There are no baseballs. The bats aren’t regulation. They don’t even have a baseball diamond, but that hasn’t stopped a group of Palestinian athletes from launching the territory’s first federation of baseball and softball.
“The federation seeks to make baseball well known to Palestinians, help male and female amateurs to become professional baseball players and train local coaches and referees,” the team’s coach, Mahmoud Tafesh, told Al-Monitor earlier this month.
The federation, headquartered in the Gaza Strip, was established in late January. By the following month, the territory had fielded its first team, composed of 20 men and 20 women. The women are the most keen, according to Tafesh, who recruited several members from a specialized sports education college in Gaza.
“We targeted this group because they had permission from their families to play sport as sports students,” Tafesh told the Associated Press. “Through them, we started to spread, attracting girls from other fields such as journalism and accountants.”
The players, and even Tafesh, who is unfamiliar with most MLB teams, are baseball novices, but their enthusiasm shows each week when they attend their two-hour practice sessions.
“I used to watch baseball at home while I was a child,” Iman Al-Moghayer told Al Jazeera in a clip posted to its website Tuesday. “I love it because it’s full of freedom and the only thing the player needs to do is run. Girls come and practice and the numbers are increasing. There are lots of girls who’d like to sign up despite their lack of knowledge of the sport.”
The team doesn’t practice on a baseball diamond, but a soccer field, for which Tafesh said he pays around $54 an hour out of his own pocket.
The ongoing conflict in the area makes it difficult to import some of the needed items.
“We are facing obstacles in getting the appropriate equipment,” Tafesh told Al Jazeera, referring to the blockade imposed on Gaza by Israel and Egypt in 2007 following Hamas’s takeover of the area. “For example, we don’t have baseball bats or gloves. The equipment must be brought in from outside of Palestine because we don’t have any here. We are trying to get the equipment through our own effort. We’re hoping officials will help us by importing equipment to make the sport popular in Palestine.”
For now, however, Tafesh and the players plan to make do with what they have. They use tennis balls, fashion gloves out of fabric and whittle their own bats.
There also aren’t a lot of caps to go around. The women who wear them put them over their hijabs, the traditional headscarf worn by many Muslim women.
Despite the sharp learning curve and lack of resources, Tafesh, a former soccer player who learned about baseball while taking coaching courses in Egypt, has big plans for his new team, according to Al-Monitor. He said the players don’t just want to play the sport for fun — they want to compete. He and the players are specifically eyeing the 2020 Olympics in Tokyo.

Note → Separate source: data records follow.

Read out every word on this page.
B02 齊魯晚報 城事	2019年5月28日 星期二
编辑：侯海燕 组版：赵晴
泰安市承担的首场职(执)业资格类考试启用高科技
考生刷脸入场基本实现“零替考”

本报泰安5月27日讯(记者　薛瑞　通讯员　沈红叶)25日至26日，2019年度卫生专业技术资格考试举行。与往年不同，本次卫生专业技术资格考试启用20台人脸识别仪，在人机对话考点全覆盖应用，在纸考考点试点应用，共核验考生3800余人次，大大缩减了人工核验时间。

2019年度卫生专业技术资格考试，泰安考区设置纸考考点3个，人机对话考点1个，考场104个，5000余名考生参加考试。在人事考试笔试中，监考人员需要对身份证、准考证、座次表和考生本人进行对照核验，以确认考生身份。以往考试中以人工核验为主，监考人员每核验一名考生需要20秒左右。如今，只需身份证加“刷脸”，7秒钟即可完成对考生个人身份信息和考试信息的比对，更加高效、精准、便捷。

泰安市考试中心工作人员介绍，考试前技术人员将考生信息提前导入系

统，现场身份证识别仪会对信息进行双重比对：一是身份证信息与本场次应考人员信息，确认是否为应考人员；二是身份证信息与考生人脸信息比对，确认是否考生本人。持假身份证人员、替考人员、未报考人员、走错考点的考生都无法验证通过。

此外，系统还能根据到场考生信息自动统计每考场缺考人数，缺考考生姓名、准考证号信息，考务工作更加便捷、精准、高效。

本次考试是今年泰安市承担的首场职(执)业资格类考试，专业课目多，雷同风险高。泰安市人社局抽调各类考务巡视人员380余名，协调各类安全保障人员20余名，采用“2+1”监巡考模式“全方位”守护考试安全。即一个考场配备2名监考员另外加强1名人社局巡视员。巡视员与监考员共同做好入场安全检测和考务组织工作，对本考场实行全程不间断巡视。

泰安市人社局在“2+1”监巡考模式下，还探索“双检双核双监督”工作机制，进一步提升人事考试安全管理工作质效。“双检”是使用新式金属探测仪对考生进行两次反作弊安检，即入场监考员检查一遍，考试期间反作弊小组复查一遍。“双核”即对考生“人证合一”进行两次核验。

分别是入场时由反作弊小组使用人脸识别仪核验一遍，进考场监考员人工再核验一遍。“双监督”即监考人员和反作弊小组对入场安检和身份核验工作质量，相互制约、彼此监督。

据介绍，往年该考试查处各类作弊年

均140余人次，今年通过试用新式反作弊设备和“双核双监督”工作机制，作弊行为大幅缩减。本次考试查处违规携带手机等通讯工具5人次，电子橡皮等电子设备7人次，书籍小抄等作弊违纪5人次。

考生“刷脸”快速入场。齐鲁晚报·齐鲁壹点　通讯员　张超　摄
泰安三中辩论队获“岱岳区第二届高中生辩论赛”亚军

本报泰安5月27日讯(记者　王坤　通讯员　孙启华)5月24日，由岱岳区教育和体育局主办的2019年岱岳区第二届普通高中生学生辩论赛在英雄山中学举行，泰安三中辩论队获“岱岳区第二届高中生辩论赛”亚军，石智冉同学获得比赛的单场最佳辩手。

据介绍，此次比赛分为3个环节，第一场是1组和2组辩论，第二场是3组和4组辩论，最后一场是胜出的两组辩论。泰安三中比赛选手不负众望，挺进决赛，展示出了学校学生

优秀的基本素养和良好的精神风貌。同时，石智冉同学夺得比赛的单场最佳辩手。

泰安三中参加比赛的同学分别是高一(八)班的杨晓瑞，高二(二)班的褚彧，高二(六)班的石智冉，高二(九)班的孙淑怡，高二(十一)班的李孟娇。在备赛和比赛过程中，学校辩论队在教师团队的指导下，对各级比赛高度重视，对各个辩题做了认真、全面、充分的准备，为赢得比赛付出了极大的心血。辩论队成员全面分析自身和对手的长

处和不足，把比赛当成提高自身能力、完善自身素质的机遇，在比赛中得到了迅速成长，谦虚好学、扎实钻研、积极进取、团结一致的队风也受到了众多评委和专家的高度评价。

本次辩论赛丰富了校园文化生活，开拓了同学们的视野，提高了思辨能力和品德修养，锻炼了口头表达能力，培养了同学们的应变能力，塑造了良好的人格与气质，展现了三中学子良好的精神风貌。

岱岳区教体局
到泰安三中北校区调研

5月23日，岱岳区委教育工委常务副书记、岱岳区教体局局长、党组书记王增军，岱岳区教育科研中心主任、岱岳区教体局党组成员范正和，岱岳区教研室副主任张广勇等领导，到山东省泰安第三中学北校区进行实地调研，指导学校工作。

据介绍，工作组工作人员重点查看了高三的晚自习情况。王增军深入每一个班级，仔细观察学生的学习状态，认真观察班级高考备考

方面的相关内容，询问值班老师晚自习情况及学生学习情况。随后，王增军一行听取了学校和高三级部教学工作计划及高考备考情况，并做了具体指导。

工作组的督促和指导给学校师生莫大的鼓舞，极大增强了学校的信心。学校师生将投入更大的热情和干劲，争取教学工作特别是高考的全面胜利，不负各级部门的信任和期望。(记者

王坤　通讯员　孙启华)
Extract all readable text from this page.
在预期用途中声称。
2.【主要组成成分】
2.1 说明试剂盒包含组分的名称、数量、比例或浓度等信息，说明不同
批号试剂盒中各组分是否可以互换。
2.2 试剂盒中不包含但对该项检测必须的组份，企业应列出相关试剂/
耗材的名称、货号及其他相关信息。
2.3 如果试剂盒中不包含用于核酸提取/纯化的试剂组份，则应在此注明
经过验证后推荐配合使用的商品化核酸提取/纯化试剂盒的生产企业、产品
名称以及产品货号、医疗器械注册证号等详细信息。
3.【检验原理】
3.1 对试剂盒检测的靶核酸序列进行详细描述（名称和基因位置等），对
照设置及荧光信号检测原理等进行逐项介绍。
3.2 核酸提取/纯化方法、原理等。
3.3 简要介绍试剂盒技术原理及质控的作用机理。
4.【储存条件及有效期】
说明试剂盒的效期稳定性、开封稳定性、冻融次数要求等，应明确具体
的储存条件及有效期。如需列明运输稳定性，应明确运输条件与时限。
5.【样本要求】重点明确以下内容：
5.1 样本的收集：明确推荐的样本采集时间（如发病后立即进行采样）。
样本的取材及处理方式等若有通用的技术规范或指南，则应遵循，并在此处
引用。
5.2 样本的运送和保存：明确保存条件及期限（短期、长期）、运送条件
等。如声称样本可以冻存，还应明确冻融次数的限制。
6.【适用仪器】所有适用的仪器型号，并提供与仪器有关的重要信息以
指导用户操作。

“All of us share the same goal: Participate and represent the name of Palestine outside and show that there are sports for the girls in Gaza,” team member Iman Mughaier, 24, told the AP.
Palestinian Olympic Committee executive Asaad El-Majdalawi has a more immediate goal in mind when it comes to the new federation, however, and that’s to give Palestinian youth a respite from the years of turmoil they’ve faced as Palestine and Israel continue to fight over control the Gaza Strip.
“Sport is very important for youngsters, especially after what they’ve gone through with wars and conflicts,” El-Majdalwai told Al Jazeera. “This will help them physically and mentally and we support them completely, especially young women, who represent half of our community.”
[‘Mensch on a Bench’: Team Israel totes very large mascot to World Baseball Classic]
If relations were warmer between Palestine and its neighbors, the newcomers wouldn’t have to look far for inspiration. Ranked 41st in the world, Israel — whose mascot is a 5-foot-tall stuffed “Mensch on a Bench” — surprised many when it upset Korea and Chinese Taipei, ranked third and fourth in the world, respectively, to land a spot in the second round of the World Baseball Classic. After upsetting fifth-ranked Cuba, the mensches lost to Japan and the Netherlands, ending their run.
Despite the loss, the team’s Cinderella story served as a launching point to take baseball to the next level in Israel, including cementing plans to build the country’s first regulation baseball stadium, the Jewish Telegraphic Agency reports.